When I’m writing ABAP code, I’m happy to trade away performance of the code for ease of maintenance. I don’t use pointers (field symbols) to loop over data that I do not intend to change, because some fool could come along later and accidentally do just that. If I instead use a work area, there isn’t that risk.
So in some respects I already do work that makes the solution slower to ensure lower risk, so shouldn’t I just do the CSRF thingy?
However, it is the reason for the risk – I don’t trust that the people maintaining the code after I leave will understand what I have done in my implementation of CSRF protection and won’t make a mistake. Even if I’m using UI5 in my application to update my SAP system, will they remember to call the refreshSecurityToken method every time before a PUT, POST or DELETE? Will they test it? Will they let the session expire in the testing so that they actually need to call the refreshSecurityToken method? I really hope so, but I doubt it. I see applications going into error and data not being updated when it should have been, because of “needless” CSRF protection.

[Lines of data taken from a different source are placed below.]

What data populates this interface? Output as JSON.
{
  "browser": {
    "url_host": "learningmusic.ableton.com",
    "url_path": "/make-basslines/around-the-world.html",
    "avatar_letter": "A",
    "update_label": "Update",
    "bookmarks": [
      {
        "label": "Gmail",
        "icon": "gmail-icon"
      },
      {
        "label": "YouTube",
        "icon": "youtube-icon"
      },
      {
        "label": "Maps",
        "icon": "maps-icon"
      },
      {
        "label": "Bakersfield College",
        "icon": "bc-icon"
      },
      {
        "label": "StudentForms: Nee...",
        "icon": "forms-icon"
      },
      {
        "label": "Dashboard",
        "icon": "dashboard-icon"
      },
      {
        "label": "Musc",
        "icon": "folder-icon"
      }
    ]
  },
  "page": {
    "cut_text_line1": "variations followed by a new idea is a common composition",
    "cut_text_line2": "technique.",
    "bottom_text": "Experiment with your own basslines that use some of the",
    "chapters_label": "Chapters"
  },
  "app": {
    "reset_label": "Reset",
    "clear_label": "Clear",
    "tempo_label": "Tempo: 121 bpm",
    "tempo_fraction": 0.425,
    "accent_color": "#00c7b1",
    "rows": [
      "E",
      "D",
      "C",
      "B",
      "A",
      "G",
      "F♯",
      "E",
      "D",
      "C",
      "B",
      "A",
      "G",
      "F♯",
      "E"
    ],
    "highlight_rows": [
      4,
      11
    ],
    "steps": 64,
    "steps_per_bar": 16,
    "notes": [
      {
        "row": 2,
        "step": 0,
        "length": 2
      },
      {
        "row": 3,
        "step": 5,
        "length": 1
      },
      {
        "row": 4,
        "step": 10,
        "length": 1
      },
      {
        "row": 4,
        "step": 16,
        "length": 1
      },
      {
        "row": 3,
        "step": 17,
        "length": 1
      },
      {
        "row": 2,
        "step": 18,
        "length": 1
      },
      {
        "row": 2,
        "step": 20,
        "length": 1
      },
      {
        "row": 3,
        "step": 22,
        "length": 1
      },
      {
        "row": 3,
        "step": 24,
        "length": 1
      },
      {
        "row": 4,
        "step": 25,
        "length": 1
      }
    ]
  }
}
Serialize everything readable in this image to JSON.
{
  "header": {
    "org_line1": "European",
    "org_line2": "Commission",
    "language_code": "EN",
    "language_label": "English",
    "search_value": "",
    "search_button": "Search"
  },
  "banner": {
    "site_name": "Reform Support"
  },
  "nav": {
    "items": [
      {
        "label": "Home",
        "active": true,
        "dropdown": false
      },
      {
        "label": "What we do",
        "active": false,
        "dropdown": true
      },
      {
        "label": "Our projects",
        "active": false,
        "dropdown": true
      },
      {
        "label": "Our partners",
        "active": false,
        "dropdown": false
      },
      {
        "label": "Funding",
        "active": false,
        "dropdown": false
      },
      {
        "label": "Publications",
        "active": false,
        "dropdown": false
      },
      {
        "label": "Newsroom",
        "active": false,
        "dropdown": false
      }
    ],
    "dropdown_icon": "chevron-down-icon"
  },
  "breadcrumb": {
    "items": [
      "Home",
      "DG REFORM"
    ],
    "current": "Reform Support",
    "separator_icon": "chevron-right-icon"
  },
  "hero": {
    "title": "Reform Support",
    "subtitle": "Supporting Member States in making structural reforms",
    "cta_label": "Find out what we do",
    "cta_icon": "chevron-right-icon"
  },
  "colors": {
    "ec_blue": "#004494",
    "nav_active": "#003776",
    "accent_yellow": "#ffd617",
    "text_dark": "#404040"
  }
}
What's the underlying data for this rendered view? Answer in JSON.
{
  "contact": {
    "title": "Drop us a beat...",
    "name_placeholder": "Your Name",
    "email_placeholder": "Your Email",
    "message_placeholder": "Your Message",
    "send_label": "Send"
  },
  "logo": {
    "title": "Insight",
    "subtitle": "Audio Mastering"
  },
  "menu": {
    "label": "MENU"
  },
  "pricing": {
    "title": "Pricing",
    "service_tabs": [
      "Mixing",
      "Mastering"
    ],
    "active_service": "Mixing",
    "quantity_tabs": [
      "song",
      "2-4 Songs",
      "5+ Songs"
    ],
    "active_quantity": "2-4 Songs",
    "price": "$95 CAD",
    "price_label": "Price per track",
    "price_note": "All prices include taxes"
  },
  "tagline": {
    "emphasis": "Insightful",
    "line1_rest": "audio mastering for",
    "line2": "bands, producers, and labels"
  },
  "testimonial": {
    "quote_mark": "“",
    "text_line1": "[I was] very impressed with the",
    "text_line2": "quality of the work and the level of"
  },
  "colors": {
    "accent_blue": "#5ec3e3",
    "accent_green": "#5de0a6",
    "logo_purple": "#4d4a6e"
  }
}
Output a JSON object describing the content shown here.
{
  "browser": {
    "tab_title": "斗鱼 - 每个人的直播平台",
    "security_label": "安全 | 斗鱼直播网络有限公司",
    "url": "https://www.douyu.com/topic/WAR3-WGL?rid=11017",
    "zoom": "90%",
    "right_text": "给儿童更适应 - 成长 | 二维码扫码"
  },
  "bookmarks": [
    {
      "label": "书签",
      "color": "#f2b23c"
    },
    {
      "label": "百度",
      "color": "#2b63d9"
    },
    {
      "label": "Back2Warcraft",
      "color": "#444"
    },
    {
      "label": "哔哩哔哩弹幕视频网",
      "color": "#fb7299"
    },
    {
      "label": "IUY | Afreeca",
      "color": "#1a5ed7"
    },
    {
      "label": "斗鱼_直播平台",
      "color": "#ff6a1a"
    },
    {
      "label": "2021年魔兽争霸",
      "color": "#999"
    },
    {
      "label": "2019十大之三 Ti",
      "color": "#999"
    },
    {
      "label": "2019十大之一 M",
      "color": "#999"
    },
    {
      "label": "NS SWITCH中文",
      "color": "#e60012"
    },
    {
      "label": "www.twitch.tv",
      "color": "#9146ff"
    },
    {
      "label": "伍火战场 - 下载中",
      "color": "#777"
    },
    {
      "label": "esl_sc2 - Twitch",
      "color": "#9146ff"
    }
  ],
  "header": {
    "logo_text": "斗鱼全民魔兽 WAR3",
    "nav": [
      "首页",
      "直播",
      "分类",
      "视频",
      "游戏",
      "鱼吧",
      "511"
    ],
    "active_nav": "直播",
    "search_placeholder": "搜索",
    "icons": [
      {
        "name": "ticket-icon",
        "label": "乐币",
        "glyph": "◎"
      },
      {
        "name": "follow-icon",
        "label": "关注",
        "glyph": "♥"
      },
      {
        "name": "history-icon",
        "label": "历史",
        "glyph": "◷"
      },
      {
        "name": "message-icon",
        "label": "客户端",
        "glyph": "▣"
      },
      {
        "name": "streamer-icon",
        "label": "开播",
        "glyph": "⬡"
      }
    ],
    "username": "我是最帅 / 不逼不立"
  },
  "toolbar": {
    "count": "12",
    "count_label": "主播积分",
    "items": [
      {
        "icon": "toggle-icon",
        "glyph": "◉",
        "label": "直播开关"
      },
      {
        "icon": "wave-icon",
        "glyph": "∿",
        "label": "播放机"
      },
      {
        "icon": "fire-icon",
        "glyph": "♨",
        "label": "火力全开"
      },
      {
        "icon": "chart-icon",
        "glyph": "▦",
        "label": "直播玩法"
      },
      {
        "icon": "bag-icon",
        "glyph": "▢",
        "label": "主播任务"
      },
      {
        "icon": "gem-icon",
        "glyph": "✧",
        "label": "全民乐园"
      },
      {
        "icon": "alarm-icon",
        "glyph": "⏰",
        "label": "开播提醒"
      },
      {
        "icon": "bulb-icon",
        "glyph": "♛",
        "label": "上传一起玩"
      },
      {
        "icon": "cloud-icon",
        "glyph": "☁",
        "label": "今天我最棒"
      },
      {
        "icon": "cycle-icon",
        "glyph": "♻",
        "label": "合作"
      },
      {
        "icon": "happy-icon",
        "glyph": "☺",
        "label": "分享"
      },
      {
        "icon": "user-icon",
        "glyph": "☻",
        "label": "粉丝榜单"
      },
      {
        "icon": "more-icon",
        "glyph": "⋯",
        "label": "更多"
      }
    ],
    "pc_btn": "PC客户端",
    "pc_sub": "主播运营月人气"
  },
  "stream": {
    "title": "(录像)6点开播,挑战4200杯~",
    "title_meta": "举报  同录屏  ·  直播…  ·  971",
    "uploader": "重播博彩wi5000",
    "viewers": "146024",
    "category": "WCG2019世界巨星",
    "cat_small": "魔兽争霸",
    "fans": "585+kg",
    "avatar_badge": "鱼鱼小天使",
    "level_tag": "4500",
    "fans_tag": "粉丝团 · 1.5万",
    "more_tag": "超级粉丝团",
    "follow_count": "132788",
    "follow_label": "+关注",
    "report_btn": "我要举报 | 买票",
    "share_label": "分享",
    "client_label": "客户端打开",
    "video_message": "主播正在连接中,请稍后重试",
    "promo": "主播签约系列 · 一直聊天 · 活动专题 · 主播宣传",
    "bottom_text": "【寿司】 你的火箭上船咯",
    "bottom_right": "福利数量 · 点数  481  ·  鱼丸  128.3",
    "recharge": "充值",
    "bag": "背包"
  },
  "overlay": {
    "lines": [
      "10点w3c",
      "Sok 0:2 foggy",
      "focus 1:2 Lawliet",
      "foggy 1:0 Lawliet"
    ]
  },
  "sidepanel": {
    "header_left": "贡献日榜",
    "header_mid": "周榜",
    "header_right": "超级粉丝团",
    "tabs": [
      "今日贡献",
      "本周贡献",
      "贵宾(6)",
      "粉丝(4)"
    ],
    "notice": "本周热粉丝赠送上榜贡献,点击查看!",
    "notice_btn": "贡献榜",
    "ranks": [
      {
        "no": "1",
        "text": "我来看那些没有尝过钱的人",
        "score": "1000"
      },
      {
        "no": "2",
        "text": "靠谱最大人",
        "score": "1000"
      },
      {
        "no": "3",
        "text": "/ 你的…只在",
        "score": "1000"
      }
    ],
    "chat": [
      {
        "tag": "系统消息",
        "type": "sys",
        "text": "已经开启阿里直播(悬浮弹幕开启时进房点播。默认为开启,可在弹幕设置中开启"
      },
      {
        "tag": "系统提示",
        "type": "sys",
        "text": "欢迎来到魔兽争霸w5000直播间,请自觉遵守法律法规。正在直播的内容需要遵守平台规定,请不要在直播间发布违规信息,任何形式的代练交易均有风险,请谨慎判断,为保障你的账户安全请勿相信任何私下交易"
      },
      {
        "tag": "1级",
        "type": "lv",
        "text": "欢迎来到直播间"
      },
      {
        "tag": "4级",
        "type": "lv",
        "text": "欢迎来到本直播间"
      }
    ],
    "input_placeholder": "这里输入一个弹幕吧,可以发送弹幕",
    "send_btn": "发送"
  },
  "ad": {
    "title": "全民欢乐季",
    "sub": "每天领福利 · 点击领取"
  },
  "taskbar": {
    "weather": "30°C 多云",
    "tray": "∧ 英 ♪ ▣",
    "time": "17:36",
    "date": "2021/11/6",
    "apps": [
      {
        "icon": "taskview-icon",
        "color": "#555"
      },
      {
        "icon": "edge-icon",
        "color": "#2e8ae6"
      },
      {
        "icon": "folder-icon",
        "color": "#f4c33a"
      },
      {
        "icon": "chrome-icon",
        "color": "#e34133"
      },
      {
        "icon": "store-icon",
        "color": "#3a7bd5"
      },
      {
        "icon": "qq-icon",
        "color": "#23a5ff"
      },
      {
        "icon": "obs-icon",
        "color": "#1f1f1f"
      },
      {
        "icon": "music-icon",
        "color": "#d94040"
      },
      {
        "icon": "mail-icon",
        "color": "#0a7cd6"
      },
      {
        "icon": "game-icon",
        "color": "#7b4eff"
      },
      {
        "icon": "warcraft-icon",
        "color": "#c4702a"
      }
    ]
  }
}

weighing Dodgy Code vs Browser Bug risks
So what I see is this: Security in enterprise is paramount, Gateway is enterprise software, it needs to be secure. So SAP made it so, even if it hasn’t really made a big difference or fixed any known security holes. But, “just in case”. However, custom code (and even standard code 😉 ) will have bugs, ones that rely on sessions timing out are particularly hard to test and will get through. The risk to your Gateway based mobile app is greater by having CSRF protection enabled than it is to your data being maliciously hacked through zero-day exploits. But I guess it depends on what that data is 🙂 .
OK, one final bit…
Given that I might not actually be using my Gateway for a UI app but for machine to machine transactions, would it PLEASE be possible that if I provide a valid authentication header in the PUT/POST/DELETE that we ignore the CSRF thingy? If I can somehow come up with a valid auth header, then we aren’t protecting anything with a CSRF token, we’re just making transactions slower by requiring multiple round trips that shouldn’t be needed.
I feel better now. 🙂
Read how this discussion unfolds over at SCN…
P.S. my last post from SCN comment thread as I think it’s an important summary:
The thing is, by not implementing CSRF protection, we aren’t making our services insecure. There are no known ways to use CSRF against Gateway currently.
There is the case of protection against unknown attacks, but is that worth the cost, risk, effort?
Not using CSRF protection does not mean you are making your service insecure. It just trading “just in case” against real life complexity, risk and cost.
Depending on the data concerned, that “just in case” might be worth it. It won’t always be.
Architects have a responsibility to their companies to balance these risks and decide. We have the responsibility to inform them clearly and not just pretend that security is the only and overwhelming factor to consider.
Sometimes we put security on a pedestal and everything has to be done to address it. But we should remember that everything should have a risk/reward curve and sometimes NOT coding for a security risk is actually less risk than coding for it.